Les djembés

Le nom du djembé vient du dicton «Anke djé, anke bé» qui se traduit par «tout le monde se rassemble en paix» et définit le but du tambour. Dans la langue bambara , «djé» est le verbe «rassembler» et «bé» se traduit par «paix». 

Instrument créé au sein de l'Empire Mandingue de Soundiata Keïta au XIIIe siècle, qui s'étendait de la Guinée à l'est du Mali, au nord de la Côte d'Ivoire et à l'Ouest du Burkina Faso.

Le djembé fait partie d'un ensemble polyrythmique, il est le plus souvent accompagné par le doundounba, le sangban, le kenkeni. Le djembé lui même se décline entre djembé accompagnement et solo, en fonction du diamètre et/ou la tension de la corde. Il a pour vocation première d'accompagner la danse lors de manifestations festives.

Dans les années 1950 le djembé commence à s'exporter en dehors de l'Afrique, grâce à Fodéba Keïta et les ballets africains, puis grâce à la Guinée et son président Sekou Touré, qui érigea le ballet national de la république comme vitrine de son régime.

C'est dans les années 1980 que le djembé conquit le monde, grâce à de grands djembefolaw (joueurs) comme Mamady Keïta, le plus connu d'entre eux, mais aussi Fadouba Oularé, Famoudou Konaté, Soungalo Coulibaly, Adama Dramé...

Concernant la fabrication, nous apportons les plus grands soins au séchage de nos bois.

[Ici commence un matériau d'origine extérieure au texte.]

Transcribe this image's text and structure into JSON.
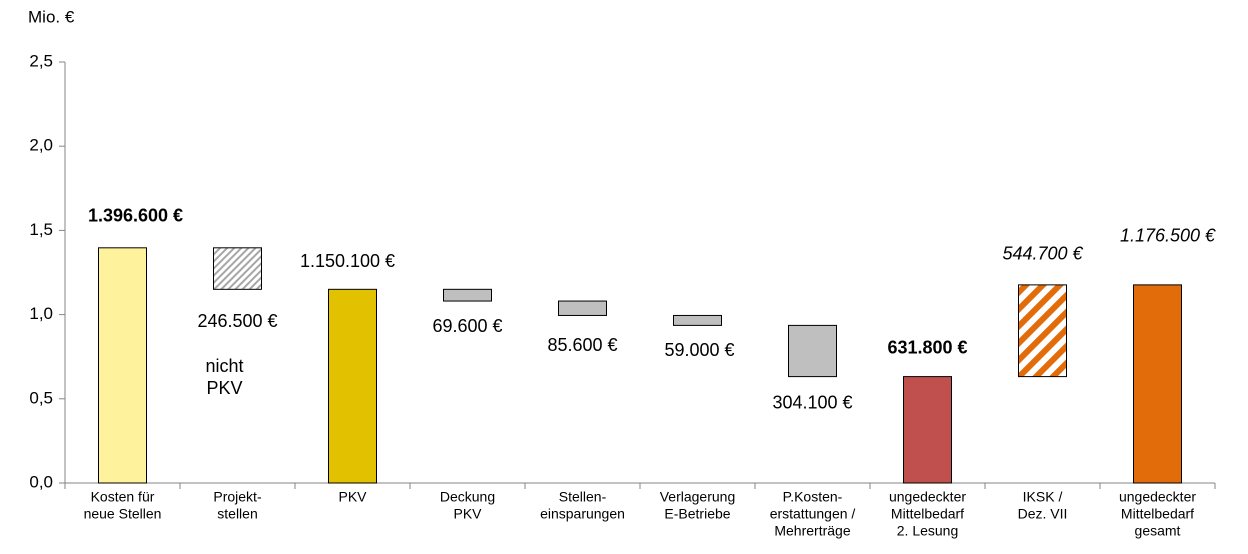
{
  "chart_data": {
    "type": "waterfall",
    "y_label": "Mio. €",
    "categories": [
      [
        "Kosten für",
        "neue Stellen"
      ],
      [
        "Projekt-",
        "stellen"
      ],
      [
        "PKV"
      ],
      [
        "Deckung",
        "PKV"
      ],
      [
        "Stellen-",
        "einsparungen"
      ],
      [
        "Verlagerung",
        "E-Betriebe"
      ],
      [
        "P.Kosten-",
        "erstattungen /",
        "Mehrerträge"
      ],
      [
        "ungedeckter",
        "Mittelbedarf",
        "2. Lesung"
      ],
      [
        "IKSK /",
        "Dez. VII"
      ],
      [
        "ungedeckter",
        "Mittelbedarf",
        "gesamt"
      ]
    ],
    "values": [
      1.3966,
      0.2465,
      1.1501,
      0.0696,
      0.0856,
      0.059,
      0.3041,
      0.6318,
      0.5447,
      1.1765
    ],
    "kinds": [
      "total",
      "decrease",
      "total",
      "decrease",
      "decrease",
      "decrease",
      "decrease",
      "total",
      "increase",
      "total"
    ],
    "value_labels": [
      "1.396.600 €",
      "246.500 €",
      "1.150.100 €",
      "69.600 €",
      "85.600 €",
      "59.000 €",
      "304.100 €",
      "631.800 €",
      "544.700 €",
      "1.176.500 €"
    ],
    "label_styles": [
      "bold",
      "normal",
      "normal",
      "normal",
      "normal",
      "normal",
      "normal",
      "bold",
      "italic",
      "italic"
    ],
    "colors": [
      "#fff29c",
      "#a6a6a6",
      "#e2c100",
      "#bfbfbf",
      "#bfbfbf",
      "#bfbfbf",
      "#bfbfbf",
      "#c0504d",
      "#e36c0a",
      "#e36c0a"
    ],
    "hatched": [
      false,
      true,
      false,
      false,
      false,
      false,
      false,
      false,
      true,
      false
    ],
    "annotation": [
      "nicht",
      "PKV"
    ],
    "ylim": [
      0,
      2.5
    ],
    "yticks": [
      {
        "value": 0,
        "label": "0,0"
      },
      {
        "value": 0.5,
        "label": "0,5"
      },
      {
        "value": 1,
        "label": "1,0"
      },
      {
        "value": 1.5,
        "label": "1,5"
      },
      {
        "value": 2,
        "label": "2,0"
      },
      {
        "value": 2.5,
        "label": "2,5"
      }
    ],
    "grid": false
  }
}
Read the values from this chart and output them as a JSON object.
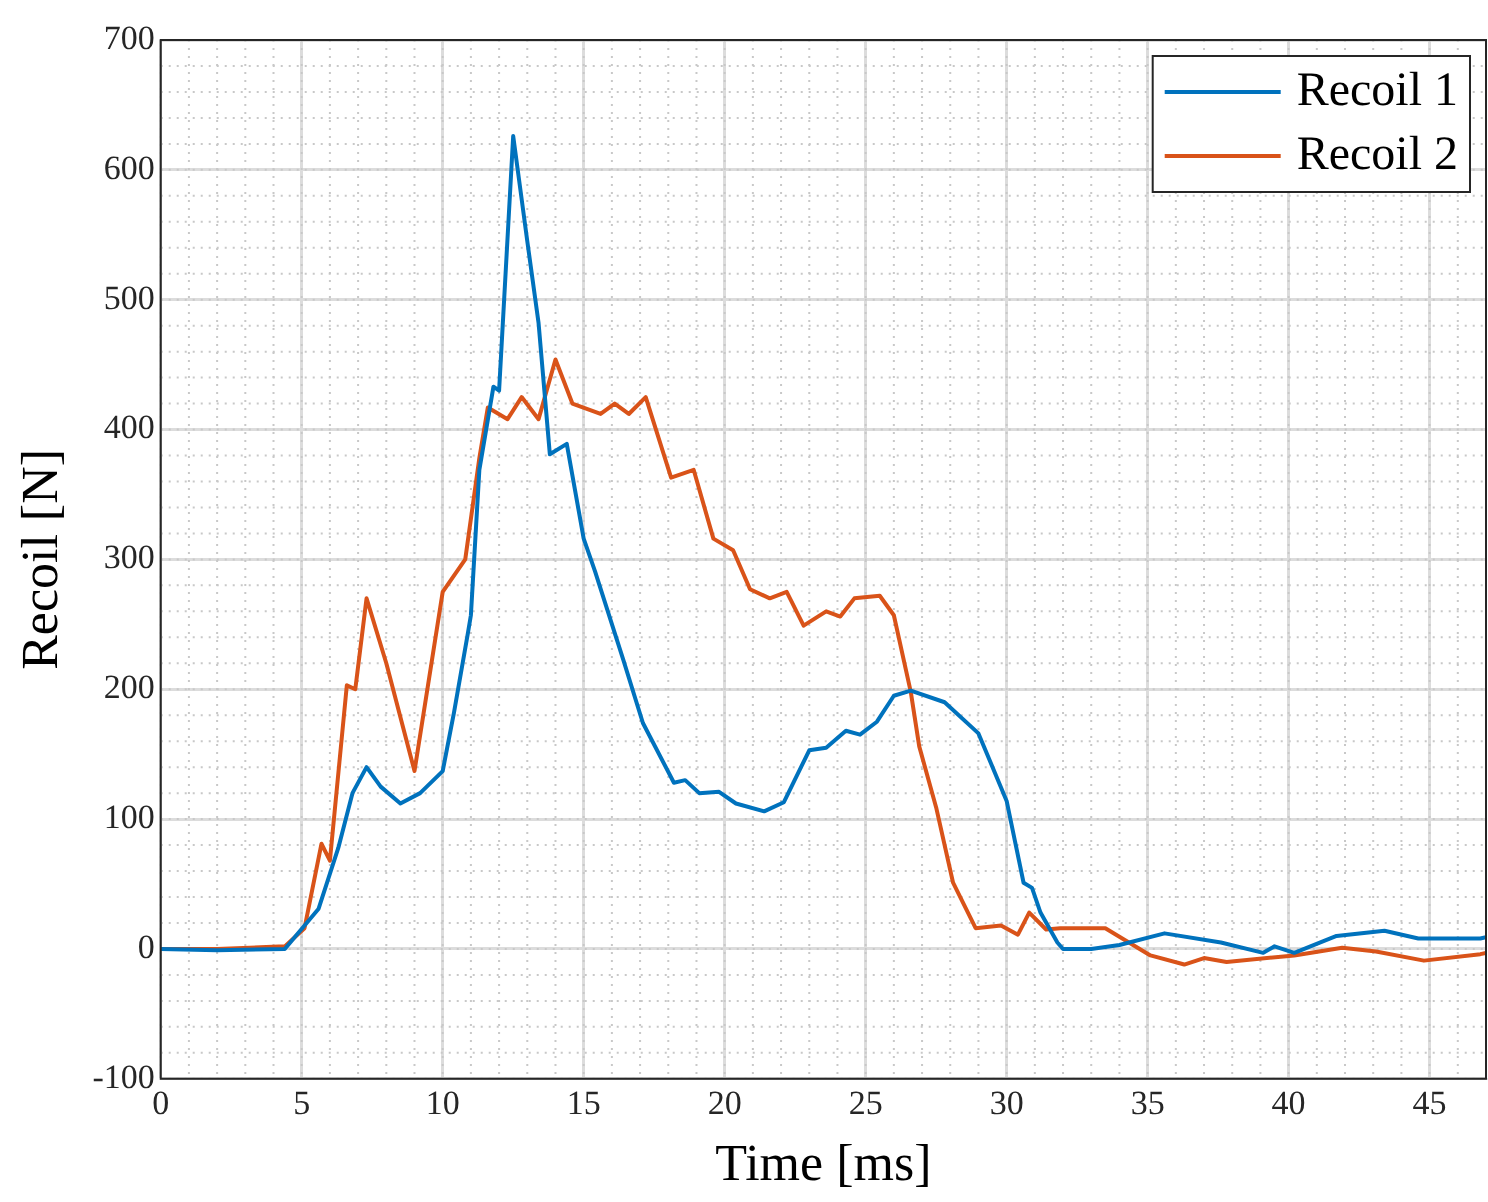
{
  "chart_data": {
    "type": "line",
    "xlabel": "Time [ms]",
    "ylabel": "Recoil [N]",
    "xlim": [
      0,
      47
    ],
    "xticks": [
      0,
      5,
      10,
      15,
      20,
      25,
      30,
      35,
      40,
      45
    ],
    "ylim": [
      -100,
      700
    ],
    "yticks": [
      -100,
      0,
      100,
      200,
      300,
      400,
      500,
      600,
      700
    ],
    "grid": true,
    "legend": "top right",
    "marker": "none",
    "line_style": "solid",
    "series": [
      {
        "name": "Recoil 1",
        "color": "#0072bd",
        "x": [
          0,
          2,
          4.4,
          5.6,
          6.3,
          6.8,
          7.3,
          7.8,
          8.5,
          9.2,
          10,
          10.4,
          10.9,
          11,
          11.3,
          11.8,
          12,
          12.5,
          13,
          13.4,
          13.8,
          14.4,
          15,
          15.4,
          16.4,
          17.1,
          18.2,
          18.6,
          19.1,
          19.8,
          20.4,
          21.4,
          22.1,
          23,
          23.6,
          24.3,
          24.8,
          25.4,
          26,
          26.6,
          27.8,
          29,
          30,
          30.6,
          30.9,
          31.2,
          31.8,
          32,
          33,
          34,
          35.6,
          37.6,
          39.1,
          39.5,
          40.2,
          41.7,
          43.4,
          44.6,
          46.8,
          47
        ],
        "values": [
          0,
          -1,
          0,
          31,
          78,
          120,
          140,
          125,
          112,
          120,
          137,
          182,
          244,
          257,
          369,
          433,
          430,
          626,
          545,
          482,
          381,
          389,
          316,
          291,
          223,
          174,
          128,
          130,
          120,
          121,
          112,
          106,
          113,
          153,
          155,
          168,
          165,
          175,
          195,
          199,
          190,
          166,
          114,
          51,
          47,
          28,
          5,
          0,
          0,
          3,
          12,
          5,
          -3,
          2,
          -3,
          10,
          14,
          8,
          8,
          9
        ]
      },
      {
        "name": "Recoil 2",
        "color": "#d95319",
        "x": [
          0,
          2,
          4.4,
          5.1,
          5.7,
          6,
          6.6,
          6.9,
          7.3,
          8,
          9,
          10,
          10.8,
          11.3,
          11.6,
          12.3,
          12.8,
          13.4,
          14,
          14.6,
          15.6,
          16.1,
          16.6,
          17.2,
          18.1,
          18.9,
          19.6,
          20.3,
          20.9,
          21.6,
          22.2,
          22.8,
          23.6,
          24.1,
          24.6,
          25.5,
          26,
          26.6,
          26.9,
          27.5,
          28.1,
          28.9,
          29.8,
          30.4,
          30.8,
          31.4,
          31.9,
          33.5,
          35.1,
          36.3,
          37,
          37.8,
          40.2,
          41.9,
          43.1,
          44.8,
          46.8,
          47
        ],
        "values": [
          0,
          0,
          2,
          16,
          81,
          68,
          203,
          200,
          270,
          220,
          137,
          275,
          300,
          378,
          417,
          408,
          425,
          408,
          454,
          420,
          412,
          420,
          412,
          425,
          363,
          369,
          316,
          307,
          277,
          270,
          275,
          249,
          260,
          256,
          270,
          272,
          257,
          198,
          156,
          109,
          51,
          16,
          18,
          11,
          28,
          15,
          16,
          16,
          -5,
          -12,
          -7,
          -10,
          -5,
          1,
          -2,
          -9,
          -4,
          -3
        ]
      }
    ]
  }
}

Il se passe plusieurs mois voire des années entre le dégrossissage et les finitions afin d'obtenir des djembés stables qui ne se déformeront pas. Nous utilisons diverses essences de bois telles que le linké (ou lengué, lenké), le gwénè (bois de balafon) et le noumou yiri (bois de forgeron). Vous trouverez parmi nos fûts à vendre, des djembés aux formes d'inspiration diverse, Mali, Côte d'Ivoire et même guinéenne. https://baragnouma.com/fr/19-les-djembes

Pour sa taille, le djembé est un tambour exceptionnellement fort. Le volume du tambour augmente avec l'augmentation de la tension cutanée. Sur un djembé réglé sur la hauteur solo, les joueurs expérimentés peuvent atteindre une pression sonore de plus de 105 dB, à peu près le même volume qu'un marteau-piqueur. [41]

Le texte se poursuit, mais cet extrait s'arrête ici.